I am having a hard time proving this proposition:
Show that for $x_i, n \in \mathbb{N}$, where $x_i\geq 2$ and for any real number $r>1$,
if $\prod\limits_{i=1}^{n}\left(1-\frac{1}{x_i}\right) \leq \left(1-\frac{1}{nr}\right)^{n}$, then $\exists i$ such that $x_i\leq nr$.
How do I even begin my attack on this problem? Thanks in advance!
Disregard the first paragraph, it was written before your edit.
Does $nr$ have to be an integer? Because if not we can say $x_1 = x_2 = 1, n=2, nr=\frac{1}{3}$, which would make the inequality true but there wouldn't be an $x_i \le nr$. Hagen's claim for negative $r$ above also stands.

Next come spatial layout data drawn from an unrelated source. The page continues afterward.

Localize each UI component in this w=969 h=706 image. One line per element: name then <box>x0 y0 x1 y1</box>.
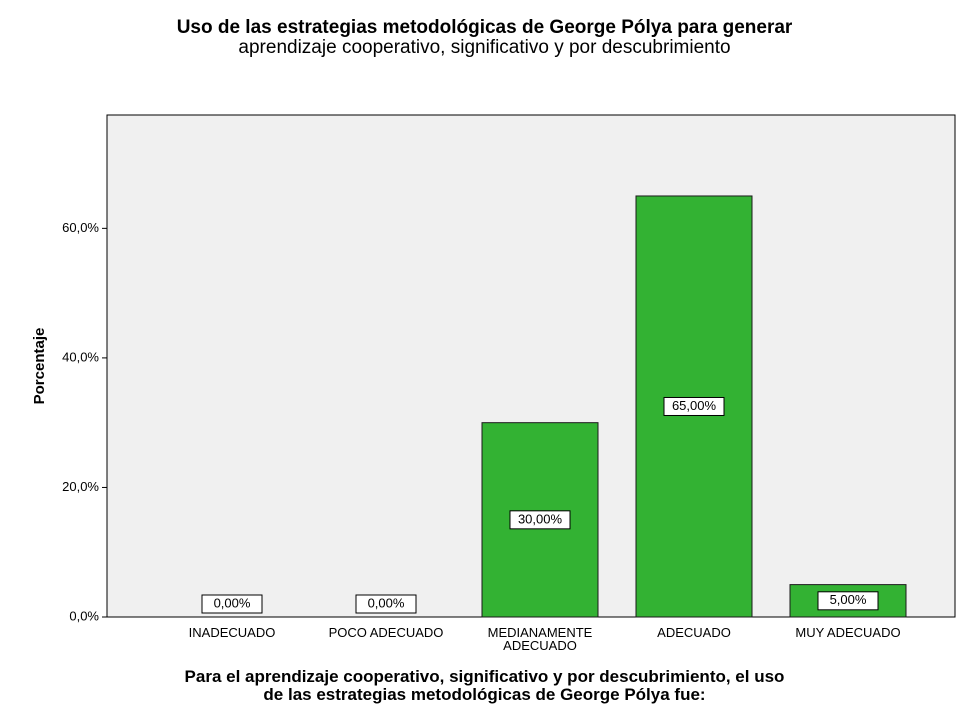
value-label: 65,00% <box>672 398 717 413</box>
y-tick-label: 0,0% <box>69 608 99 623</box>
value-label: 5,00% <box>830 592 867 607</box>
y-tick-label: 60,0% <box>62 220 99 235</box>
y-axis-label: Porcentaje <box>31 328 48 405</box>
value-label-box <box>201 594 263 614</box>
value-label: 0,00% <box>368 595 405 610</box>
x-axis-label: de las estrategias metodológicas de Geor… <box>263 685 706 704</box>
value-label-box <box>355 594 417 614</box>
value-label: 30,00% <box>518 511 563 526</box>
value-label-box <box>509 510 571 530</box>
y-tick-label: 40,0% <box>62 349 99 364</box>
chart-title: Uso de las estrategias metodológicas de … <box>176 17 793 38</box>
x-tick-label: MUY ADECUADO <box>795 625 901 640</box>
value-label-box <box>663 396 725 416</box>
x-tick-label: ADECUADO <box>657 625 731 640</box>
x-tick-label: MEDIANAMENTE ADECUADO <box>487 625 593 653</box>
x-tick-label: INADECUADO <box>188 625 276 640</box>
value-label-box <box>817 591 879 611</box>
x-axis-label: Para el aprendizaje cooperativo, signifi… <box>184 667 785 686</box>
y-tick-label: 20,0% <box>62 479 99 494</box>
value-label: 0,00% <box>214 595 251 610</box>
x-tick-label: POCO ADECUADO <box>328 625 444 640</box>
chart-title: aprendizaje cooperativo, significativo y… <box>238 37 731 58</box>
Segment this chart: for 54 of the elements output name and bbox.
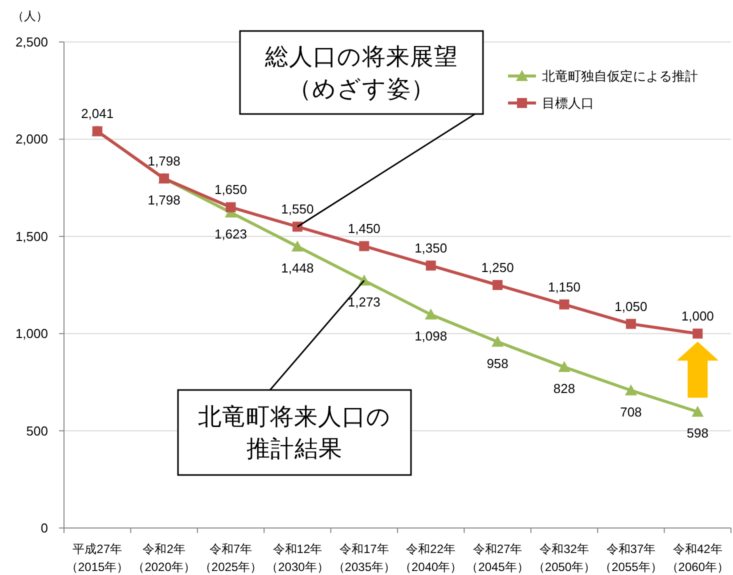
point [626,318,636,329]
point [692,328,703,339]
y-tick-label: 0 [40,520,48,536]
point [226,202,236,212]
y-tick-label: 500 [26,423,48,438]
data-label: 708 [620,404,642,420]
point [426,260,436,271]
data-label: 1,798 [148,192,180,208]
data-label: 1,550 [281,202,314,217]
x-tick-label: 令和37年（2055年） [600,542,662,574]
annotation: 総人口の将来展望（めざす姿） [264,44,458,102]
x-tick-label: 令和22年（2040年） [400,542,462,574]
point [492,336,504,347]
x-tick-label: 令和32年（2050年） [532,542,596,574]
data-label: 1,050 [614,298,648,314]
data-label: 1,450 [348,221,380,236]
data-label: 1,650 [214,182,248,198]
x-tick-label: 令和7年（2025年） [199,542,262,574]
data-label: 1,250 [481,260,514,275]
x-tick-label: 令和27年（2045年） [466,542,529,574]
data-label: 1,798 [148,153,180,168]
point [359,241,370,252]
data-label: 1,448 [281,260,314,276]
data-label: 2,041 [81,106,114,122]
data-label: 1,623 [214,226,248,242]
x-tick-label: 平成27年（2015年） [66,542,129,574]
data-label: 598 [686,426,708,441]
x-tick-label: 令和2年（2020年） [132,542,196,574]
point [692,406,704,417]
point [291,240,304,252]
y-tick-label: 2,000 [15,132,48,147]
data-label: 1,350 [414,240,448,256]
data-label: 1,000 [681,308,714,324]
data-label: 958 [486,356,508,371]
y-tick-label: 1,500 [15,228,48,244]
y-tick-label: 1,000 [15,326,48,342]
data-label: 828 [553,381,576,396]
legend-label: 目標人口 [542,96,594,110]
x-tick-label: 令和12年（2030年） [266,542,329,574]
data-label: 1,150 [548,279,581,294]
x-tick-label: 令和42年（2060年） [666,542,729,574]
point [624,384,637,396]
point [559,299,570,310]
point [292,222,302,232]
data-label: 1,098 [414,328,448,344]
data-label: 1,273 [348,294,380,310]
y-tick-label: 2,500 [15,34,48,50]
annotation: 北竜町将来人口の推計結果 [198,404,391,462]
y-axis-title: （人） [12,9,48,23]
x-tick-label: 令和17年（2035年） [332,542,396,574]
point [492,280,503,290]
legend-label: 北竜町独自仮定による推計 [542,68,698,84]
point [558,361,570,372]
point [424,308,437,320]
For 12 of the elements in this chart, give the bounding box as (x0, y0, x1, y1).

Assume $x$, $n$, and $r$ are positive integers. Then $1-\frac{1}{x_i} \ge 0$ and $1-\frac{1}{nr} \ge 0$. If all $x_i \gt nr$, then every $1-\frac{1}{x_i}$ would be greater than $(1 - \frac{1}{nr})$. If you have a number of nonnegative multiplicands that are all greater than an equal number of other multiplicands, then the product of the formers will be greater than that of the latters. This fails the condition that $\prod_{i=1}^{n}(1-\frac{1}{x_i}) \le (1-\frac{1}{rn})^n$, therefore the assumption that all $x_i \gt nr$ is false, proving what you need.